A note on sourcing: This round-up cross-checks each opening against established Hong Kong food press, including South China Morning Post, Foodie and The Loop HK. Opening dates and prices were accurate at the time of writing; restaurant launches in Hong Kong shift often, so confirm with the venue before you visit. We have not made first-hand visits to every venue for this edition.

Frequently Asked Questions

What are the best new restaurants opening in Hong Kong in June 2026?
Standouts among June 2026's new Hong Kong restaurants include Don Pedro, an Argentinian steakhouse in Sai Ying Pun; Joyn, a contemporary Cantonese room at Landmark in Central; Fugazzi Pizzeria Napoletana in Kai Tak; Sichuan Verandah at Hyatt Centric in North Point; and Helen's Konditori, a Swedish bakery in Central. Prices range from casual to fine dining.

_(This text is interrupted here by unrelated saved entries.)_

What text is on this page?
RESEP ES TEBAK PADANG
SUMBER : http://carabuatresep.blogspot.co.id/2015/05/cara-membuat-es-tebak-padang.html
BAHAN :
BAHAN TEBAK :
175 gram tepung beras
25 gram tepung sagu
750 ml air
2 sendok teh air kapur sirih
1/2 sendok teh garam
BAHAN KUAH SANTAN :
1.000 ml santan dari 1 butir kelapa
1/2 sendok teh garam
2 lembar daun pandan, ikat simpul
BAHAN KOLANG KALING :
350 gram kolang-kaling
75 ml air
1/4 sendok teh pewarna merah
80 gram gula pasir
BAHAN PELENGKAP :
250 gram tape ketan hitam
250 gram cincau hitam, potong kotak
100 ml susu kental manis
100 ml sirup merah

Do I need to book ahead for new Hong Kong restaurants?
For the smaller and buzzier openings, yes. Don Pedro seats only 35, and hotel and mall venues such as Joyn and Sichuan Verandah fill quickly in the first few weeks. Most take online reservations. Walk-ins are easier at casual spots like Helen's Konditori and Obongzip, especially on weekdays.
Which neighbourhoods have the most new restaurant openings in June 2026?
Central remains the busiest, with Joyn, Helen's Konditori, Kinmokusei and the Landmark cluster. Causeway Bay and Tin Hau add Blue Box Cafe and Parkside@Nina, while Kai Tak continues to grow as a dining destination around the Cullinan Sky mall.
Are these openings confirmed, or might dates change?
Several of these venues had already opened by late May 2026, while a few are confirmed for early June. Restaurant launch dates in Hong Kong shift often, so we have flagged any unconfirmed dates. Always check the venue's own channels before you travel across town.